As a discerning individual, you should fastidiously examine your own ‘motivation’ to speak out. To ask
whether your impulse to speak is coming from a place of solidarity and rage or if this impulse is bound
up with deeper questions of your ‘ego’, zeal and desire to ‘save’. Such ‘Messiah complexes’ are not
uncommon among community and justice advocates and Spivak notes this concern when she says: “…
there is an impulse among literary critics and other kinds of intellectuals to save the masses, speak for
the masses, describe the masses” (Spivak 1990a: 56), at the expense of providing spaces for the ‘voice’
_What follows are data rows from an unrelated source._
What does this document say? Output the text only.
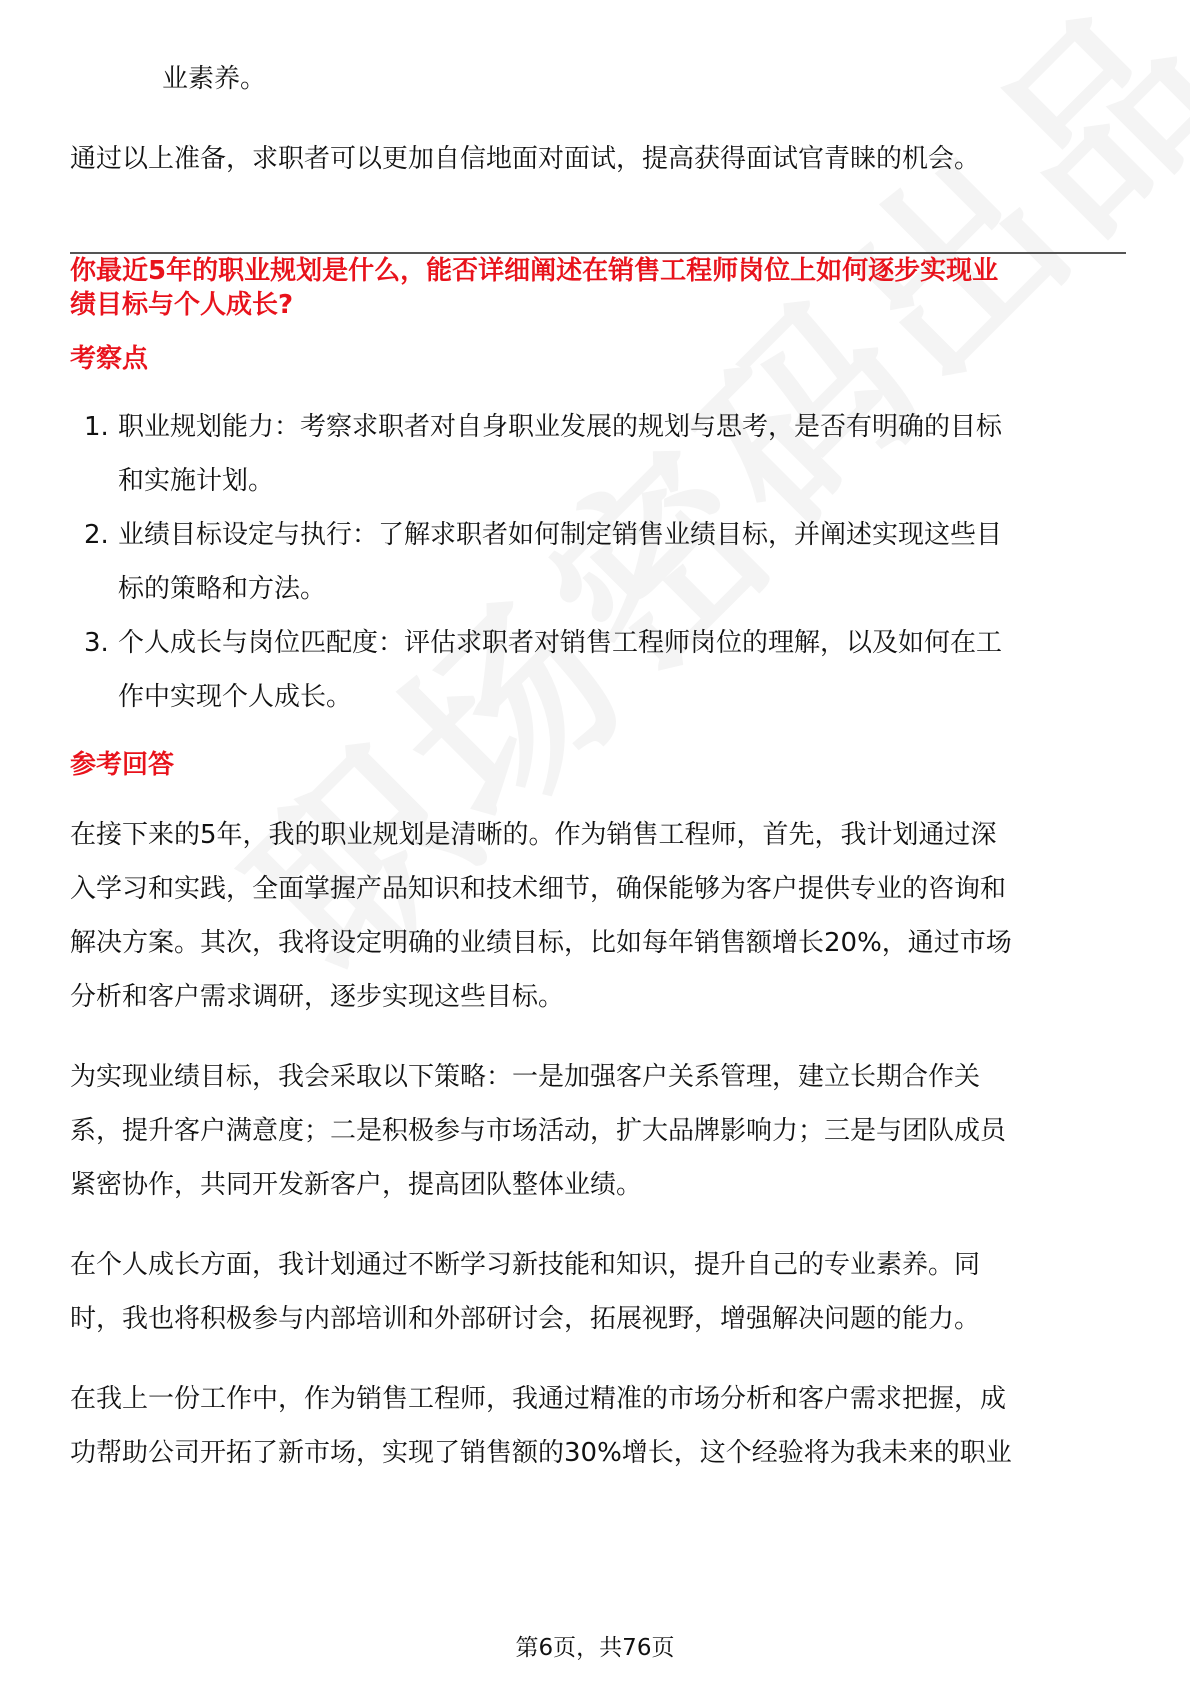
业素养。
通过以上准备，求职者可以更加自信地面对面试，提高获得面试官青睐的机会。
你最近5年的职业规划是什么，能否详细阐述在销售工程师岗位上如何逐步实现业
绩目标与个人成长?
考察点
1. 职业规划能力：考察求职者对自身职业发展的规划与思考，是否有明确的目标
和实施计划。
2. 业绩目标设定与执行：了解求职者如何制定销售业绩目标，并阐述实现这些目
标的策略和方法。
3. 个人成长与岗位匹配度：评估求职者对销售工程师岗位的理解，以及如何在工
作中实现个人成长。
参考回答
在接下来的5年，我的职业规划是清晰的。作为销售工程师，首先，我计划通过深
入学习和实践，全面掌握产品知识和技术细节，确保能够为客户提供专业的咨询和
解决方案。其次，我将设定明确的业绩目标，比如每年销售额增长20%，通过市场
分析和客户需求调研，逐步实现这些目标。
为实现业绩目标，我会采取以下策略：一是加强客户关系管理，建立长期合作关
系，提升客户满意度；二是积极参与市场活动，扩大品牌影响力；三是与团队成员
紧密协作，共同开发新客户，提高团队整体业绩。
在个人成长方面，我计划通过不断学习新技能和知识，提升自己的专业素养。同
时，我也将积极参与内部培训和外部研讨会，拓展视野，增强解决问题的能力。
在我上一份工作中，作为销售工程师，我通过精准的市场分析和客户需求把握，成
功帮助公司开拓了新市场，实现了销售额的30%增长，这个经验将为我未来的职业
第6页，共76页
of subordinated peoples. These semantic moves, must not be taken lightly as the “ … appropriation and
use of space are political acts” (Pratibha Parma, in hooks 1990: 152).
A2 Reductionist
OUR CRITICISM IS NOT REDUCTIONIST OR ESSENTIALIST. WE RECOGNIZE LOCATION AS FLUID, BUT IT
ALSO HELPS SHAPE MEANING. THEIR CLAIM FALSELY ASSUMES LOCATION AS A TOTALIZING
INFLUENCE
Linda Martín Alcoff, Department of Philosophy, Syracuse University, ’96
[“The Problem of Speaking For Others,” http://www.alcoff.com/content/speaothers.html, Accessed June 10, 2006, published in
Cultural Critique (Winter 1991-92), pp. 5-32; revised & reprinted in Who Can Speak? Authority and Critical Identity, 1996; and in
Feminist Nightmares: Women at Odds, 1994; also in Racism and Sexism: Differences and Connections, 1995, DREG/JT]
First I want to consider the argument that the very formulation of the problem with speaking for others
involves a retrograde, metaphysically insupportable essentialism that assumes one can read off the
truth and meaning of what one says straight from the discursive context. Let's call this response the
"Charge of Reductionism", because it argues that a sort of reductionist theory of justification (or
evaluation) is entailed by premises (1) and (2). Such a reductionist theory might, for example, reduce
evaluation to a political assessment of the speaker's location where that location is seen as an
insurmountable essence that fixes one, as if one's feet are superglued to a spot on the sidewalk.
For instance, after I vehemently defended Barbara Christian's article, "The Race for Theory," a male
friend who had a different evaluation of the piece couldn't help raising the possibility of whether a sort
of apologetics structured my response, motivated by a desire to valorize African American writing
against all odds. His question in effect raised the issue of the reductionist/essentialist theory of
justification I just described.
I, too, would reject reductionist theories of justification and essentialist accounts of what it means to
have a location. To say that location bears on meaning and truth is not the same as saying that
location determines meaning and truth. And location is not a fixed essence absolutely authorizing one's
speech in the way that God's favor absolutely authorized the speech of Moses. Location and
positionality should not be conceived as one-dimensional or static, but as multiple and with varying
degrees of mobility.13 What it means, then, to speak from or within a group and/or a location is
immensely complex. To the extent that location is not a fixed essence, and to the extent that there is an
uneasy, underdetermined, and contested relationship between location on the one hand and meaning
and truth on the other, we cannot reduce evaluation of meaning and truth to a simple identification of
the speaker's location. Neither Premise (1) nor Premise (2) entail reductionism or essentialism. They
argue for the relevance of location, not its singular power of determination, and they are non-committal
on how to construe the metaphysics of location.